TRPV 4 activates cytosolic phospholipase A 2 via Ca 2+ ‐dependent PKC / ERK 1/2 signalling in controlling hypertensive contraction

Summary Activation of TRPV 4 (transient receptor potential vanilloid 4) has been reported to result in endothelium‐dependent contraction in the aortae of hypertensive mice. This contraction involved increased cPLA 2 (cytosolic phospholipase A 2 ) activity. The mechanism by which TRPV 4 regulates cPLA 2 activity to induce contraction in hypertension, however, is unknown. Through measurements of arterial tension and protein level, we showed that high‐salt diet induced hypertension increases activity of PKC (protein kinase C) and ERK 1/2 (extracellular signal‐regulated kinase 1/2). GSK 1016790A, a TRPV 4 agonist and AC h (acetylcholine) induced contractions were suppressed by Go6983, a PKC inhibitor and PD 98059, an ERK 1/2 inhibitor. TRPV 4 activation increased activity of PKC and ERK 1/2 in endothelial cells from hypertensive mice and this response was suppressed by HC 067047, a TRPV 4 inhibitor and BAPTA / AM , a Ca 2+ chelator.

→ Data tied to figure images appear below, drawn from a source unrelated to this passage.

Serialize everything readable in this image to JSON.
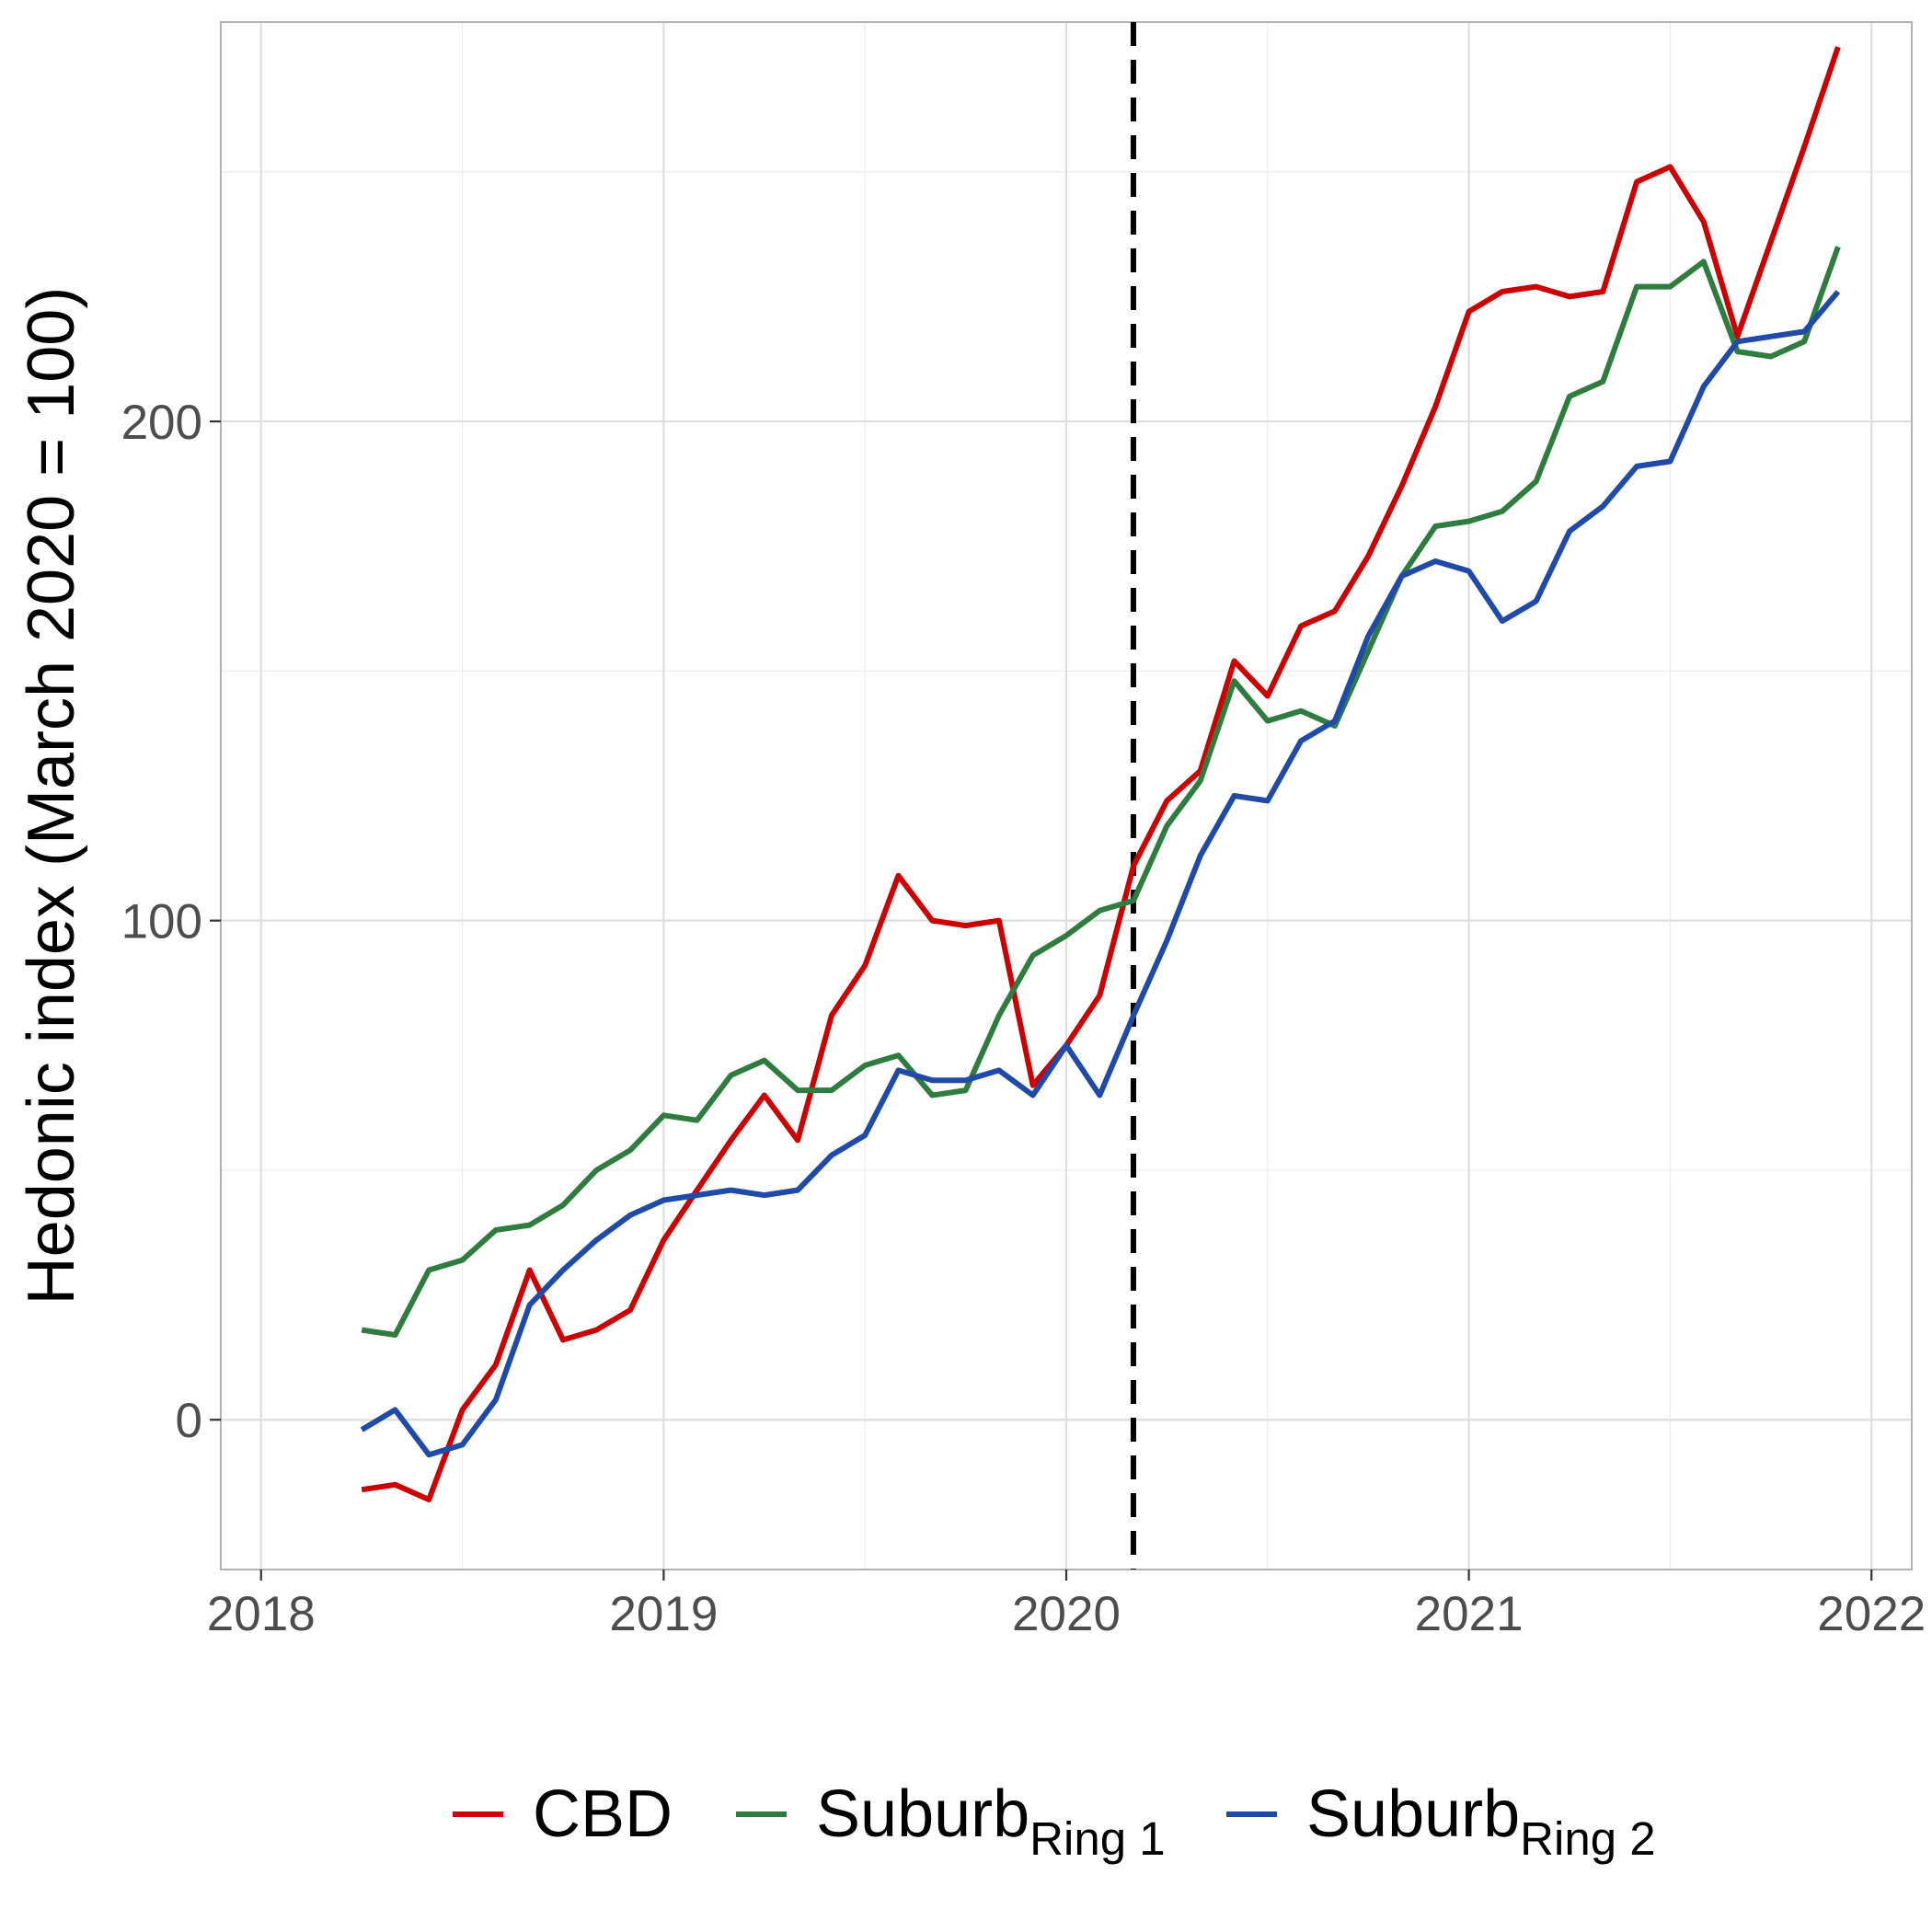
{
  "chart_data": {
    "type": "line",
    "xlabel": "",
    "ylabel": "Hedonic index (March 2020 = 100)",
    "xlim": [
      2017.9,
      2022.1
    ],
    "ylim": [
      -30,
      280
    ],
    "x_ticks": [
      2018,
      2019,
      2020,
      2021,
      2022
    ],
    "x_tick_labels": [
      "2018",
      "2019",
      "2020",
      "2021",
      "2022"
    ],
    "y_ticks": [
      0,
      100,
      200
    ],
    "y_tick_labels": [
      "0",
      "100",
      "200"
    ],
    "grid": true,
    "legend_position": "bottom",
    "reference_line": {
      "x": 2020.1667,
      "style": "dashed",
      "color": "#000000"
    },
    "x": [
      2018.25,
      2018.333,
      2018.417,
      2018.5,
      2018.583,
      2018.667,
      2018.75,
      2018.833,
      2018.917,
      2019.0,
      2019.083,
      2019.167,
      2019.25,
      2019.333,
      2019.417,
      2019.5,
      2019.583,
      2019.667,
      2019.75,
      2019.833,
      2019.917,
      2020.0,
      2020.083,
      2020.167,
      2020.25,
      2020.333,
      2020.417,
      2020.5,
      2020.583,
      2020.667,
      2020.75,
      2020.833,
      2020.917,
      2021.0,
      2021.083,
      2021.167,
      2021.25,
      2021.333,
      2021.417,
      2021.5,
      2021.583,
      2021.667,
      2021.75,
      2021.833,
      2021.917
    ],
    "series": [
      {
        "name": "CBD",
        "color": "#cc0000",
        "values": [
          -14,
          -13,
          -16,
          2,
          11,
          30,
          16,
          18,
          22,
          36,
          46,
          56,
          65,
          56,
          81,
          91,
          109,
          100,
          99,
          100,
          67,
          75,
          85,
          111,
          124,
          130,
          152,
          145,
          159,
          162,
          173,
          187,
          203,
          222,
          226,
          227,
          225,
          226,
          248,
          251,
          240,
          217,
          236,
          255,
          275
        ]
      },
      {
        "name": "Suburb",
        "name_subscript": "Ring 1",
        "color": "#2e7d3e",
        "values": [
          18,
          17,
          30,
          32,
          38,
          39,
          43,
          50,
          54,
          61,
          60,
          69,
          72,
          66,
          66,
          71,
          73,
          65,
          66,
          81,
          93,
          97,
          102,
          104,
          119,
          128,
          148,
          140,
          142,
          139,
          154,
          169,
          179,
          180,
          182,
          188,
          205,
          208,
          227,
          227,
          232,
          214,
          213,
          216,
          235
        ]
      },
      {
        "name": "Suburb",
        "name_subscript": "Ring 2",
        "color": "#1f4aa8",
        "values": [
          -2,
          2,
          -7,
          -5,
          4,
          23,
          30,
          36,
          41,
          44,
          45,
          46,
          45,
          46,
          53,
          57,
          70,
          68,
          68,
          70,
          65,
          75,
          65,
          81,
          96,
          113,
          125,
          124,
          136,
          140,
          157,
          169,
          172,
          170,
          160,
          164,
          178,
          183,
          191,
          192,
          207,
          216,
          217,
          218,
          226
        ]
      }
    ]
  }
}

PLA 2 assay and western blotting showed that blocking of PKC or ERK 1/2 inhibited TRPV 4 or AC h‐induced cPLA 2 activity. Enzyme immunoassay showed that GSK 1016790A or AC h triggered the release of PGF 2α (prostaglandin F 2α ) was reduced by inhibition of PKC or ERK 1/2. These data further suggest Ca 2+ / PKC / ERK 1/2 axis as a novel mechanism for TRPV 4 in the activation of cPLA 2 in hypertension.